Con el cierre de The West Wing, todos han buscado una opción alternativa. Allí a mano está Commander in Chief (Comandante en Jefe), con la (antes) bella Geena Davies. Pero desde que apretó a fondo el acelerador de Thelma & Louise nunca volvió a repetir un papel tan bueno, y ahora que está de presidenta no logra destacarse. Es que la supuesta “comandante en jefe” aunque ya ha bombardeado un país latinoamericano y promovió un golpe de estado, no convence como primera mandataria. Estoy seguro que “la Michelle” no mira esta serie, aunque es posible que Cristina Fernández de Kirchner, invocada candidata presidencial argentina, puede inspirarse en ella –claro, si el marido lo permite. Se ha anunciado que esta serie será levantada en las próximas semanas.

 

La situación para muchos políticos no es muy buena.
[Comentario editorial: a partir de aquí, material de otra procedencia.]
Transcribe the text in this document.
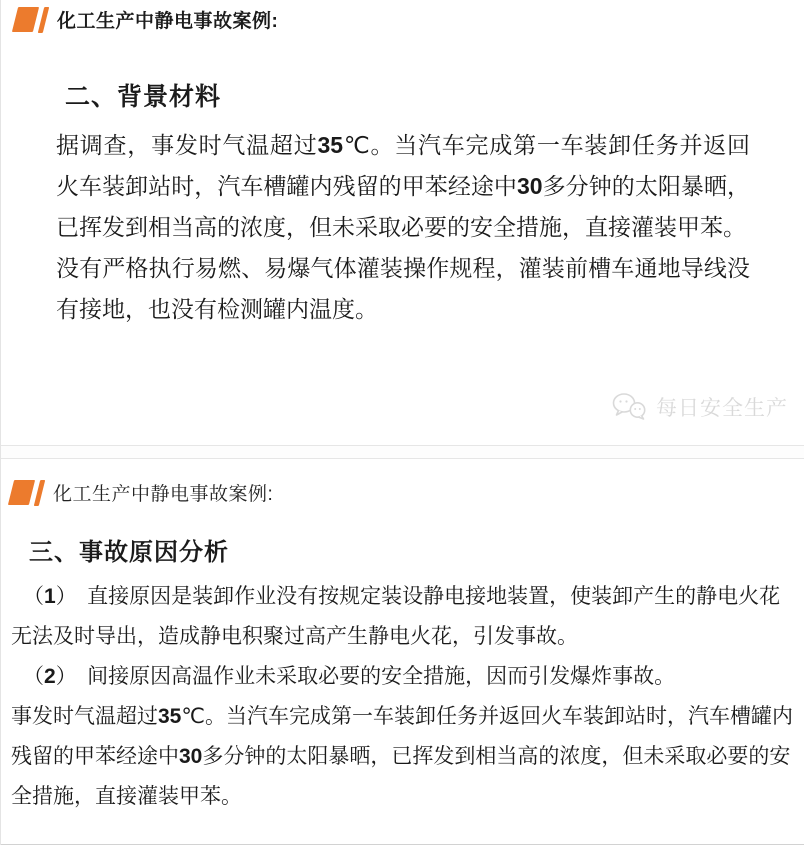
化工生产中静电事故案例:
二、背景材料

据调查，事发时气温超过35℃。当汽车完成第一车装卸任务并返回火车装卸站时，汽车槽罐内残留的甲苯经途中30多分钟的太阳暴晒，已挥发到相当高的浓度，但未采取必要的安全措施，直接灌装甲苯。

没有严格执行易燃、易爆气体灌装操作规程，灌装前槽车通地导线没有接地，也没有检测罐内温度。

每日安全生产
化工生产中静电事故案例:
三、事故原因分析

（1）　直接原因是装卸作业没有按规定装设静电接地装置，使装卸产生的静电火花无法及时导出，造成静电积聚过高产生静电火花，引发事故。

（2）　间接原因高温作业未采取必要的安全措施，因而引发爆炸事故。

事发时气温超过35℃。当汽车完成第一车装卸任务并返回火车装卸站时，汽车槽罐内残留的甲苯经途中30多分钟的太阳暴晒，已挥发到相当高的浓度，但未采取必要的安全措施，直接灌装甲苯。
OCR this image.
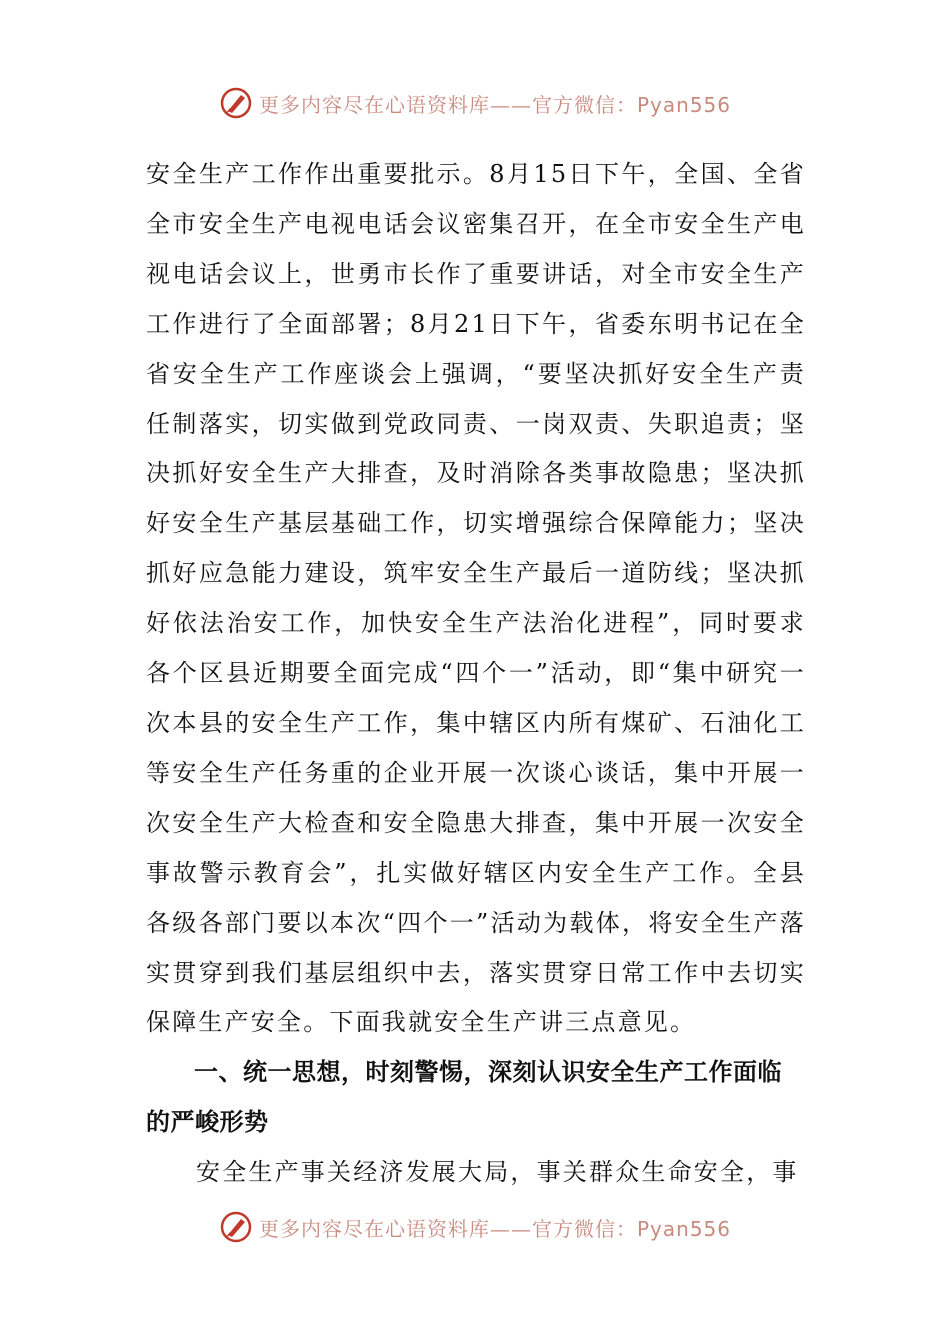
更多内容尽在心语资料库——官方微信：Pyan556

安全生产工作作出重要批示。8月15日下午，全国、全省全市安全生产电视电话会议密集召开，在全市安全生产电视电话会议上，世勇市长作了重要讲话，对全市安全生产工作进行了全面部署；8月21日下午，省委东明书记在全省安全生产工作座谈会上强调，“要坚决抓好安全生产责任制落实，切实做到党政同责、一岗双责、失职追责；坚决抓好安全生产大排查，及时消除各类事故隐患；坚决抓好安全生产基层基础工作，切实增强综合保障能力；坚决抓好应急能力建设，筑牢安全生产最后一道防线；坚决抓好依法治安工作，加快安全生产法治化进程”，同时要求各个区县近期要全面完成“四个一”活动，即“集中研究一次本县的安全生产工作，集中辖区内所有煤矿、石油化工等安全生产任务重的企业开展一次谈心谈话，集中开展一次安全生产大检查和安全隐患大排查，集中开展一次安全事故警示教育会”，扎实做好辖区内安全生产工作。全县各级各部门要以本次“四个一”活动为载体，将安全生产落实贯穿到我们基层组织中去，落实贯穿日常工作中去切实保障生产安全。下面我就安全生产讲三点意见。

一、统一思想，时刻警惕，深刻认识安全生产工作面临的严峻形势

安全生产事关经济发展大局，事关群众生命安全，事

更多内容尽在心语资料库——官方微信：Pyan556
Parece ser que no leen muchos libros, y por lo tanto la clausura de estas seriales de televisión afectará seguramente la calidad de la política continental. Y como en nuestras tierras nos hemos especializado en las más complicadas y estrambóticas explicaciones y justificaciones de las sucesivas crisis que padecemos, desde ya les aseguro que no faltará quien diga que estas pérdidas televisivas nos afectarán. Y además, será culpa de Estados Unidos. Una vez más.

 

Publicado en el semanario Peripecias Nº 2 el 21 de junio 2006. Se permite la reproducción del artículo siempre que se cite la fuente. Licencia de Creative Commons con algunas restricciones.